Re: [PATCH] mm/hugetlb: avoid get wrong ptep caused by race

From: Sean Christopherson
Date: Wed Feb 19 2020 - 11:22:43 EST

On Wed, Feb 19, 2020 at 08:21:26PM +0800, Longpeng (Mike) wrote:
> å 2020/2/19 9:58, Sean Christopherson åé:
> > FWIW, I'd be in favor of going the READ/WRITE_ONCE() route for x86, e.g.
> > convert everything as a follow-up patch (or patches). I'm fairly confident
> > that KVM's usage of lookup_address_in_mm() is safe, but I wouldn't exactly
> > bet my life on it. I'd much rather the failing scenario be that KVM uses
> > a sub-optimal page size as opposed to exploding on a bad pointer.
> >
> Um...our testcase starts 50 VMs with 2U4G(use 1G hugepage) and then do
> live-upgrade(private feature that just modify the qemu and libvirt) and
> live-migrate in turns for each one. However our live upgraded new QEMU won't do
> touch_all_pages.
> Suppose we start a VM without touch_all_pages in QEMU, the VM's guest memory is
> not mapped in the CR3 pagetable at the moment.
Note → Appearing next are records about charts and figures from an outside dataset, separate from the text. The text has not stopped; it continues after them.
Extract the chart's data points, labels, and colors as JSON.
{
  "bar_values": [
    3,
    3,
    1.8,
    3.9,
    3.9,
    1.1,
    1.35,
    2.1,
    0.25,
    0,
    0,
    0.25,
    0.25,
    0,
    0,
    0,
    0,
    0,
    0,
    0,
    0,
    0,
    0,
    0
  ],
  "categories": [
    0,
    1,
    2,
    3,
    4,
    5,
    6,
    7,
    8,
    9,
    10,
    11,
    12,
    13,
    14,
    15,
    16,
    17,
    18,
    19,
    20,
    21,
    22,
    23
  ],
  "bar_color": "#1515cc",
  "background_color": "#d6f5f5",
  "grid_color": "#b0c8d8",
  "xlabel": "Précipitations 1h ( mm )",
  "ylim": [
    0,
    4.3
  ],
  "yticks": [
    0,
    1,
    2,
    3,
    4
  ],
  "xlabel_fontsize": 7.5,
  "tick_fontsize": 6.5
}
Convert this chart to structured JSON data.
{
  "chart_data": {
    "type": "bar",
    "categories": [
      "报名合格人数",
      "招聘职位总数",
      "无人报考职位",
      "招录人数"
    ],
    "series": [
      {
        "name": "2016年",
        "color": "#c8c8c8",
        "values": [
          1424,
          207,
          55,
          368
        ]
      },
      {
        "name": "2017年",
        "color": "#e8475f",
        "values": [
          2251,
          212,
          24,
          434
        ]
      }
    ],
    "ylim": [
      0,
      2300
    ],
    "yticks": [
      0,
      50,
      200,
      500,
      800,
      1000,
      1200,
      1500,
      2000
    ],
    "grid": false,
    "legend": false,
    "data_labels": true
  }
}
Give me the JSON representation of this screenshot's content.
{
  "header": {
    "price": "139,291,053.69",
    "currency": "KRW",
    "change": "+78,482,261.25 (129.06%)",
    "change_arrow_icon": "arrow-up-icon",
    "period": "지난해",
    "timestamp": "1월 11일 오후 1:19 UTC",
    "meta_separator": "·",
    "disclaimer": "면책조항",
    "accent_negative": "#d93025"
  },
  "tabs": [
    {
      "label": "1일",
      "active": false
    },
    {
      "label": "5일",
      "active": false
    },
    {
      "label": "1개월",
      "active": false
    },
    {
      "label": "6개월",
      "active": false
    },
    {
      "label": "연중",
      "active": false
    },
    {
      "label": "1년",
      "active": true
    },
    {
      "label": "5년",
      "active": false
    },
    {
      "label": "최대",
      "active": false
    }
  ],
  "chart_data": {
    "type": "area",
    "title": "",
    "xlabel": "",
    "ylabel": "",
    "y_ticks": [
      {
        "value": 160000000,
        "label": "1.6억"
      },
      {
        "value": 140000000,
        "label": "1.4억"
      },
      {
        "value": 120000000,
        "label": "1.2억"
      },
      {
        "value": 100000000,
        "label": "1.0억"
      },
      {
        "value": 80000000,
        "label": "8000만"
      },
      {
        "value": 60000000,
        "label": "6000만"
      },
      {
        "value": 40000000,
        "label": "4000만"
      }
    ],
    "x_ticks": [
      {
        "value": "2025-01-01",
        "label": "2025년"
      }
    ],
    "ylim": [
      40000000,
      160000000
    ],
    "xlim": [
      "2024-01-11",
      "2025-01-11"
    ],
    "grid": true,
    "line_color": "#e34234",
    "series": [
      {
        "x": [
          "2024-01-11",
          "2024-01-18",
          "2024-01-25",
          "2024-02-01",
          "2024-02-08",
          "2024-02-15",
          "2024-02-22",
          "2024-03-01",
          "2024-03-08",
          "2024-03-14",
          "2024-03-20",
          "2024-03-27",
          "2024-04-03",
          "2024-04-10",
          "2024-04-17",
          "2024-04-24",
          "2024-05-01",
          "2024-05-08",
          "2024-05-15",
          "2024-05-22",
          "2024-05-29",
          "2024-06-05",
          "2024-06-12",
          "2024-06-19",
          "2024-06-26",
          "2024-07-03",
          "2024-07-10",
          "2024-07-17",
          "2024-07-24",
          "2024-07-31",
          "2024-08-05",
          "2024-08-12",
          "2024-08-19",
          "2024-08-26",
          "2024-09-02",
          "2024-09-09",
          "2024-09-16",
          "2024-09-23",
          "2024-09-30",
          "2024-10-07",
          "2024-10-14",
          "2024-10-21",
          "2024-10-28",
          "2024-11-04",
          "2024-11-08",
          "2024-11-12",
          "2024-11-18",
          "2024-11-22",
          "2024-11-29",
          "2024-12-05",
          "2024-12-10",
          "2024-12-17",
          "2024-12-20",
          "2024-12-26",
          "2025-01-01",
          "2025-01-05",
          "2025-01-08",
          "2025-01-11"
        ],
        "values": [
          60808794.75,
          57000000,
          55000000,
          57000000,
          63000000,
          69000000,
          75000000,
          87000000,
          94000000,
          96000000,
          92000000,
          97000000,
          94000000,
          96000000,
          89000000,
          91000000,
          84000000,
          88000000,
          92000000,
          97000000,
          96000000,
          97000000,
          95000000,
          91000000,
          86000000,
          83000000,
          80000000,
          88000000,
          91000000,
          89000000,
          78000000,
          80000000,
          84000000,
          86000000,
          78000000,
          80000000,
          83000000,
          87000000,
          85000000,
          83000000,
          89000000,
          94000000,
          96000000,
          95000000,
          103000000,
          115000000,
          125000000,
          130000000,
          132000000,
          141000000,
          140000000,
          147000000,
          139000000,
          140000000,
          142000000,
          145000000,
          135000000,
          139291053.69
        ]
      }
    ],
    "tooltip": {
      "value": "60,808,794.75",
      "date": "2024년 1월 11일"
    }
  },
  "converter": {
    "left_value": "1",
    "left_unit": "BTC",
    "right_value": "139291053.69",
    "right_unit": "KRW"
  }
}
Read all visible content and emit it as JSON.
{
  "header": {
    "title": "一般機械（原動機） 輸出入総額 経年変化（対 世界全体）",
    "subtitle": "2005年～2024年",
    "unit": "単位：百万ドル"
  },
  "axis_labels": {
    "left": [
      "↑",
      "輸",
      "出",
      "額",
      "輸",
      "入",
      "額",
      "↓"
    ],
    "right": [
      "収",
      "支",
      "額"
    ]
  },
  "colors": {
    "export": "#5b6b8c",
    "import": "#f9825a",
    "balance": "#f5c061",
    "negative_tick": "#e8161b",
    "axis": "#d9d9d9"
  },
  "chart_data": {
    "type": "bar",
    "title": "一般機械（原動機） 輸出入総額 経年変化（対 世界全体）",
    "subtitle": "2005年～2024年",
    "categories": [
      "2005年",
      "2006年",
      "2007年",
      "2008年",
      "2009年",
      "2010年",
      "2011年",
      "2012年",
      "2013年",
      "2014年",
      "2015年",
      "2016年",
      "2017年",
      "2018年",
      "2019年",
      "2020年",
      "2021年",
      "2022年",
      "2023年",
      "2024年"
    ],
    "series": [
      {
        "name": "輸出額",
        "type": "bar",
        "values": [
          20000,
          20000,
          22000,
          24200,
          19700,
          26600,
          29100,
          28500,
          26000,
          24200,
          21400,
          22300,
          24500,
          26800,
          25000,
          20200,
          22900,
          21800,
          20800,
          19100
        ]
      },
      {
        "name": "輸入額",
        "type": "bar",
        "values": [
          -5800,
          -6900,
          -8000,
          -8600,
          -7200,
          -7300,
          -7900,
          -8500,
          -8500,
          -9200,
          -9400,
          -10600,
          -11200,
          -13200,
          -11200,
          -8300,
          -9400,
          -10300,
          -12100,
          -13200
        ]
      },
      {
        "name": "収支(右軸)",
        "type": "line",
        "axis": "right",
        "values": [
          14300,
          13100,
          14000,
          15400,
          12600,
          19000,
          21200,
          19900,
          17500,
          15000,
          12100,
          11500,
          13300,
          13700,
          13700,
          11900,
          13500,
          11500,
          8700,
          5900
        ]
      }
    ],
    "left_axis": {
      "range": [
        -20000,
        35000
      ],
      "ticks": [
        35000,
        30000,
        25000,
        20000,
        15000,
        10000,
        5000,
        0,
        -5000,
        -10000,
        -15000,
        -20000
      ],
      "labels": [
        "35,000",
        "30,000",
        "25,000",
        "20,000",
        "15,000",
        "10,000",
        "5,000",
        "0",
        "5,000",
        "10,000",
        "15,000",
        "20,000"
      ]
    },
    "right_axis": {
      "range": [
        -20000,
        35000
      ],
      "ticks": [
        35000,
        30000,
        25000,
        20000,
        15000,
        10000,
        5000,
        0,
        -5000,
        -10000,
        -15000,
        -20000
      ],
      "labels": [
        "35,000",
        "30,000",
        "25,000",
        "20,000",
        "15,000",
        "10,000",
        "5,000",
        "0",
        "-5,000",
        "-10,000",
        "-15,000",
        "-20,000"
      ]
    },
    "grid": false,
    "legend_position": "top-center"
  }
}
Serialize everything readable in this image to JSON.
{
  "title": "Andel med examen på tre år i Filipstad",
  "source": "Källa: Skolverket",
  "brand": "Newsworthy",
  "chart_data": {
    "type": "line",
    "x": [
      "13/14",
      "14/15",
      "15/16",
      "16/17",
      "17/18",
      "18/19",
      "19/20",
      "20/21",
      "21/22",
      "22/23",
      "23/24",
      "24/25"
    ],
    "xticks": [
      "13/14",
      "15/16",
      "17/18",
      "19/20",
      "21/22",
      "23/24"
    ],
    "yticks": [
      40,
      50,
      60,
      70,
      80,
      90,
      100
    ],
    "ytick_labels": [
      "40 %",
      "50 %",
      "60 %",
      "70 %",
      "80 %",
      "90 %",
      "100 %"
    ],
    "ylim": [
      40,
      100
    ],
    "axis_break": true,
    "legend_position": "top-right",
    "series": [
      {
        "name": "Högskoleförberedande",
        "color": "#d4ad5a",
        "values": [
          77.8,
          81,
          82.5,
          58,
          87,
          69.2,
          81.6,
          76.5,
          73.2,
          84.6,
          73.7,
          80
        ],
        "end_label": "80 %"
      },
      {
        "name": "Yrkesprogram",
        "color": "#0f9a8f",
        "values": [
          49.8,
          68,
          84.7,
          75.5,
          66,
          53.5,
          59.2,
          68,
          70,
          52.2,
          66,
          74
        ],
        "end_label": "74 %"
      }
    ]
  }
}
When the 2 vcpus running, they
> could access some pages belong to the same 1G-hugepage, both of them will vmexit
> due to ept_violation and then call gup-->follow_hugetlb_page-->hugetlb_fault, so
> the race may encounter, right?

Yep. The code I'm referring to is similar but different code that just
happened to go into KVM for kernel 5.6. It has no effect on the gup() flow
that leads to this bug. I mentioned it above as an example of code outside
of hugetlb_fault() that would also benefit from moving to READ/WRITE_ONCE().